Peki bu pelikancılar kim?
Erdoğan, sistematik şekilde Türk siyasetini iki kutuplu hale getirdi. Ve kendi cephesini de merkezinde Saray’ın olduğu bir yapıya kavuşturdu. Bugün bakanlar ne iş yapar bilmiyoruz, bürokrasi nerede başlayıp nerede bitiyor tanımlayamıyoruz. Ancak bildiğimiz şey bugün Saray merkezli siyaset aslında çok partiyi barındırıyor. Pelikancılar yani “yeni paralel devlet” örgütlenmesi de bu partilerden biri.
Merkezinde Albayrak kardeşler var. Maliye Bakanı Berat Albayrak ve Turkuaz’ı yöneten Serhat Albayrak Medya ayağı Sabah-Atv yapılanması. Hilal Kaplan ve Eşi Süheyb Öğüt başta olmak bir dizi yazar çizerleri var. Boğaziçi Küresel Çalışmalar Merkezi denilen bir merkezi perde olarak kullanıyorlar. Binlerce trol hesabı sosyal medyada kontrol ediyorlar. Pelikancılar Emniyet içerisinde de yargıda da uzandıkları yerler var. AKP teşkilatını da Saray’ı da kendi kadrolarıyla doldurmaya çalışıyorlar. Bir açıdan “biz” dedikleri ayrı bir yapılanma var. Kimse programlarını tüzüklerini bilmiyor. Asıl niyetlerini anlamıyor. Aslında bunlar Erdoğan sonrası için bir iktidar hazırlığındalar. O güne kadar bir tür gizli parti gibi şekilleniyorlar.
Ahmet Davutoğlu hükümetini muhalefet değil bu oluşum devirdi. Bir bildiri yayınladılar ve Davutoğlu istifa etti. Konuştuğum birçok AKP’li il teşkilatlarına bile müdahale ettikleri için bunlardan yaka silkiyor. Yine Ankara Milletvekili Aydın Ünal’ın son dönemdeki açıklamalarına dikkat ediyor musunuz? Biliyorsunuz kendisi Pelikancılara kızıp yazarlığı bile bıraktı. Ve açıkça 31 Mart sonrası hesaplaşma mesajı verdi. Aydın Ünal Pelikancıların AKP’yi böleceğini açıkça söylüyor. Umarım o günleride görürüz.
AKP’nin içindeki bir başka teşkilatlanma ise 2014’ten bu yana AKP’yi yöneten “Derin Devlet” yani şimdiki Vatan Partisinin genel başkanlığını yapan Doğu Perinçek ve ekibi var. 2014’ten bu yana Kürtleri katliamdan geçiren ve soykırımdan geçiren politikaların fikir babası olan Perinçek, her açıklamasında Türkiye’nin Erdoğan’ın değil kendisinin yönettiğini söylemesi önemlidir. Çünkü diktatör Erdoğan’ın sadece kullanılmaya musait bir piyon görevinin verildiğini alanen ortaya koyuyor.
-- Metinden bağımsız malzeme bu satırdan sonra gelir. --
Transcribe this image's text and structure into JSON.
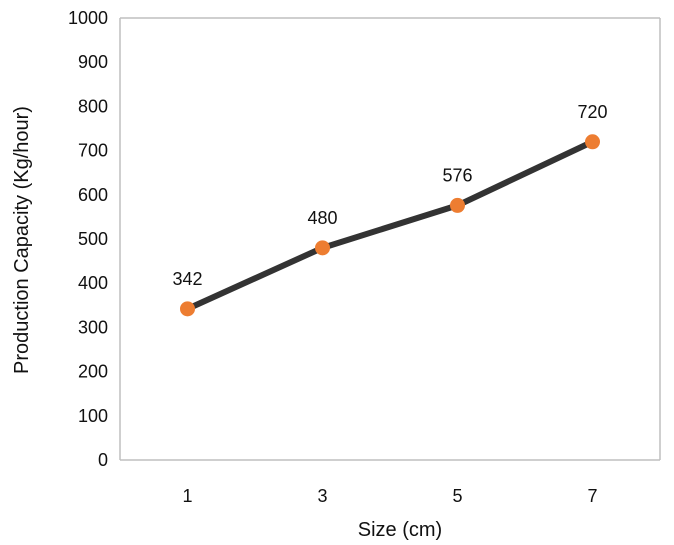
{
  "chart_data": {
    "type": "line",
    "title": "",
    "xlabel": "Size (cm)",
    "ylabel": "Production Capacity  (Kg/hour)",
    "x": [
      "1",
      "3",
      "5",
      "7"
    ],
    "series": [
      {
        "values": [
          342,
          480,
          576,
          720
        ]
      }
    ],
    "data_labels": [
      "342",
      "480",
      "576",
      "720"
    ],
    "ylim": [
      0,
      1000
    ],
    "y_ticks": [
      "0",
      "100",
      "200",
      "300",
      "400",
      "500",
      "600",
      "700",
      "800",
      "900",
      "1000"
    ],
    "grid": false,
    "legend": "none",
    "colors": {
      "line": "#333333",
      "marker": "#ED7D31",
      "axis": "#BFBFBF"
    }
  }
}
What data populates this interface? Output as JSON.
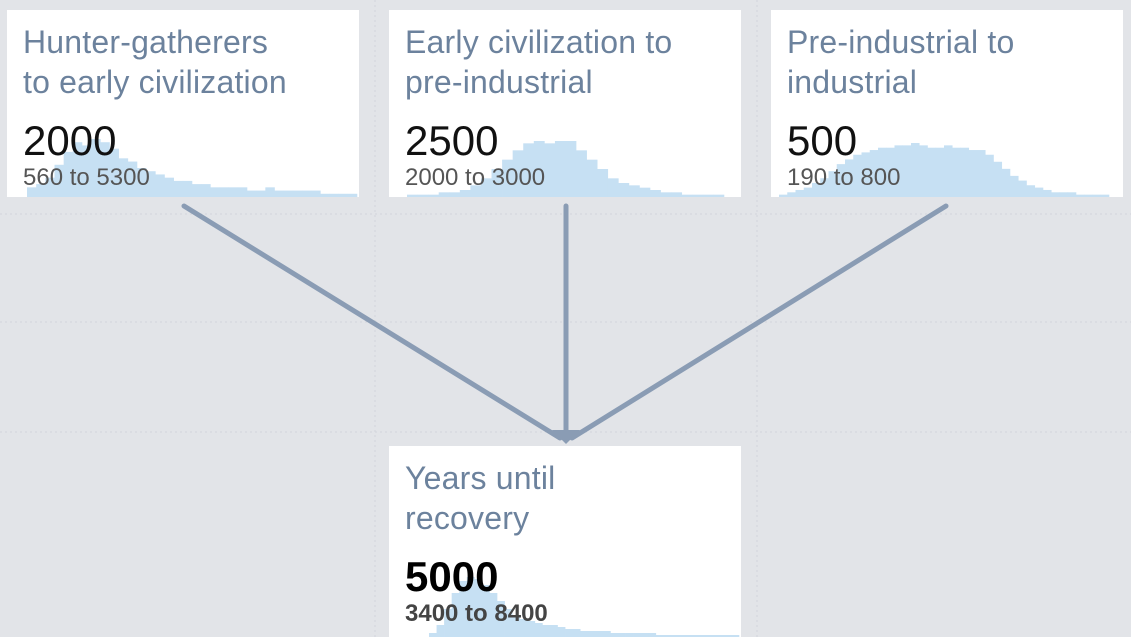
{
  "nodes": [
    {
      "id": "n1",
      "title": "Hunter-gatherers\nto early civilization",
      "median": "2000",
      "range": "560 to 5300",
      "histogram": [
        3,
        4,
        6,
        10,
        14,
        17,
        16,
        18,
        17,
        15,
        12,
        11,
        9,
        8,
        7,
        6,
        5,
        5,
        4,
        4,
        3,
        3,
        3,
        3,
        2,
        2,
        3,
        2,
        2,
        2,
        2,
        2,
        1,
        1,
        1,
        1
      ]
    },
    {
      "id": "n2",
      "title": "Early civilization to\npre-industrial",
      "median": "2500",
      "range": "2000 to 3000",
      "histogram": [
        1,
        1,
        1,
        2,
        2,
        3,
        5,
        8,
        12,
        16,
        20,
        23,
        24,
        23,
        24,
        24,
        20,
        16,
        12,
        8,
        6,
        5,
        4,
        3,
        2,
        2,
        1,
        1,
        1,
        1
      ]
    },
    {
      "id": "n3",
      "title": "Pre-industrial to\nindustrial",
      "median": "500",
      "range": "190 to 800",
      "histogram": [
        1,
        2,
        3,
        4,
        6,
        8,
        11,
        14,
        16,
        18,
        19,
        20,
        21,
        21,
        22,
        22,
        23,
        22,
        21,
        21,
        22,
        21,
        21,
        20,
        20,
        18,
        15,
        12,
        9,
        7,
        5,
        4,
        3,
        2,
        2,
        2,
        1,
        1,
        1,
        1
      ]
    },
    {
      "id": "n4",
      "title": "Years until\nrecovery",
      "median": "5000",
      "range": "3400 to 8400",
      "histogram": [
        2,
        6,
        14,
        22,
        28,
        30,
        29,
        26,
        22,
        18,
        14,
        11,
        9,
        8,
        7,
        6,
        6,
        5,
        4,
        4,
        3,
        3,
        3,
        3,
        2,
        2,
        2,
        2,
        2,
        2,
        1,
        1,
        1,
        1,
        1,
        1,
        1,
        1,
        1,
        1,
        1
      ]
    }
  ],
  "edges": [
    {
      "from": "n1",
      "to": "n4"
    },
    {
      "from": "n2",
      "to": "n4"
    },
    {
      "from": "n3",
      "to": "n4"
    }
  ],
  "colors": {
    "background": "#e2e4e8",
    "card": "#ffffff",
    "histogram": "#c6e0f3",
    "arrow": "#8a9cb4",
    "title": "#6c829d"
  }
}
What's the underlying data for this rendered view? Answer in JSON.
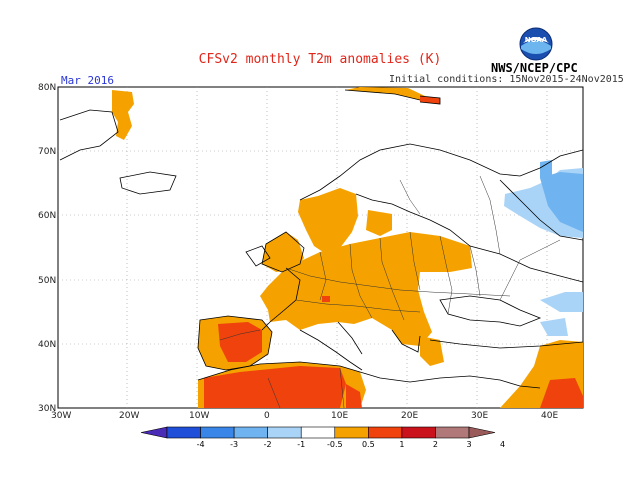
{
  "header": {
    "title": "CFSv2 monthly T2m anomalies (K)",
    "month": "Mar 2016",
    "initial_conditions": "Initial conditions: 15Nov2015-24Nov2015",
    "agency": "NWS/NCEP/CPC",
    "logo_text": "NOAA"
  },
  "axes": {
    "lat_labels": [
      "80N",
      "70N",
      "60N",
      "50N",
      "40N",
      "30N"
    ],
    "lon_labels": [
      "30W",
      "20W",
      "10W",
      "0",
      "10E",
      "20E",
      "30E",
      "40E"
    ]
  },
  "colorbar": {
    "ticks": [
      "-4",
      "-3",
      "-2",
      "-1",
      "-0.5",
      "0.5",
      "1",
      "2",
      "3",
      "4"
    ],
    "colors": [
      "#4a2bb5",
      "#1f4fd8",
      "#3a86e8",
      "#6fb4f0",
      "#aad4f7",
      "#ffffff",
      "#f5a200",
      "#f0420c",
      "#c9121c",
      "#b07878",
      "#9a5a5a"
    ]
  },
  "legend_colors": {
    "warm_05_1": "#f5a200",
    "warm_1_2": "#f0420c",
    "warm_2_3": "#c9121c",
    "cool_05_1": "#aad4f7",
    "cool_1_2": "#6fb4f0"
  }
}
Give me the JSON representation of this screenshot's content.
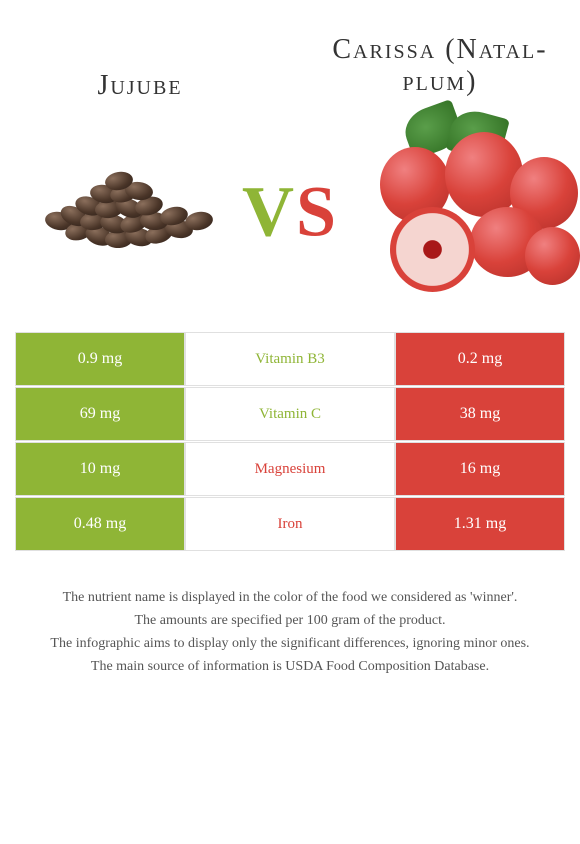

Perinçek Erdoğan’a son darbeyi vuracak
Çünkü Perinçek’in üçü amacı vardı:
Perinçek ve derin devletin ilk amacı; Gülen Cemaatini devetin içinden çekip çıkartmaktı. Devletin bütün kurumlarını eline geçiren Gülen cemaati 15 Temmuz darbe oyunuyla devre dışı bıraktı. Bu Perinçek için ilk başarıydı aslında.
Perinçek ve derin devletin ikinci amacı ise; Kürtlerin her alanda verdikleri mücadele sonucunda elde ettikleri statü ve kazanımlarını yok etmektır. Perinçek 2015’ten bu yana başta iç siyasette Kürtlere yönelerek katliamdan ve soykrımdan geçirmeye yönelik politikalarını devreye koydu. Ilk olarak Kürt siyasetçilerini ve her alanda direniş gösteren Kürtleri siyasi soykırım operasyonları adı altında cezaevine koydu. Bununla da yetinmeyen İktidar ve Perinçek’in derin devleti HDP Belediyelerine kayyum atayarak işgal etmeye başladı. Ve bu işgaller sınır dışındaki Kürt kazanımlarına kadar gitti. Güney Kürdistan ve Rojava’ya yapılan işgal operasyonlarını bu esasta ele alabiliriz. Çünkü Kürt kazanımları Derin Devletin önünde büyük bir engeldır. Istediklerini elde edemeyeceklerini çok iyi bilmektedırler. Bunun için hem içte hem de dışta Kürt kazanımlarına yönelik işgal operasyonlarına büyük ağırlık verildi. Perinçek politikası Rusya ve ABD güdümlü devam etmektedır. Derin Devletin yöneticileri ABD ve Rusya’dır diyebiliriz.
Perinçek’in üçüncü planı ise; Türkiye’yi hem ekonomik hem de siyasi anlamda büyük bir kaos ve bunalım içine sokarak istediği gibi at koşturmayı hedeflemektedır. Bunu şövenist Erdoğan’ın eliyle de çok iyi yürütmektedır. Ayrıştırıcı, kutuplaştırıcı ve bütün baskı unsurlarını devreye koyarak yapmaktadır. Toplum şuanda hem ekonomik anlamda hem de siyasi anlamda kaosun zirvesini yaşamaktadır. Kaos ve bunalım sendromunu yaşayan toplum iktidarın eliyle intiharlara ve savaşa sürüklenmektedır. Faşist Erdoğan ve Perinçek’in derin devletinin amacı da buydu zaten.
İstenilen düzeye getirilen toplumdan sonra Perinçek’in son hamlesi olarakta Erdoğan’ın bütün yetkilerini eline alarak devre dışı bırakmaktır. Perinçek derin devleti Erdoğan’ı sırtından bıçaklayarak yok etmeye doğru gitmektedır. İşgalci MHP-AKP iktidarı Perinçek’ın keskin bıçağına hazır olmalıdır bence. Son darbeyi yapacak olan da Derin devlet ve katliamcı Perinçek teşkilatı olacaktır.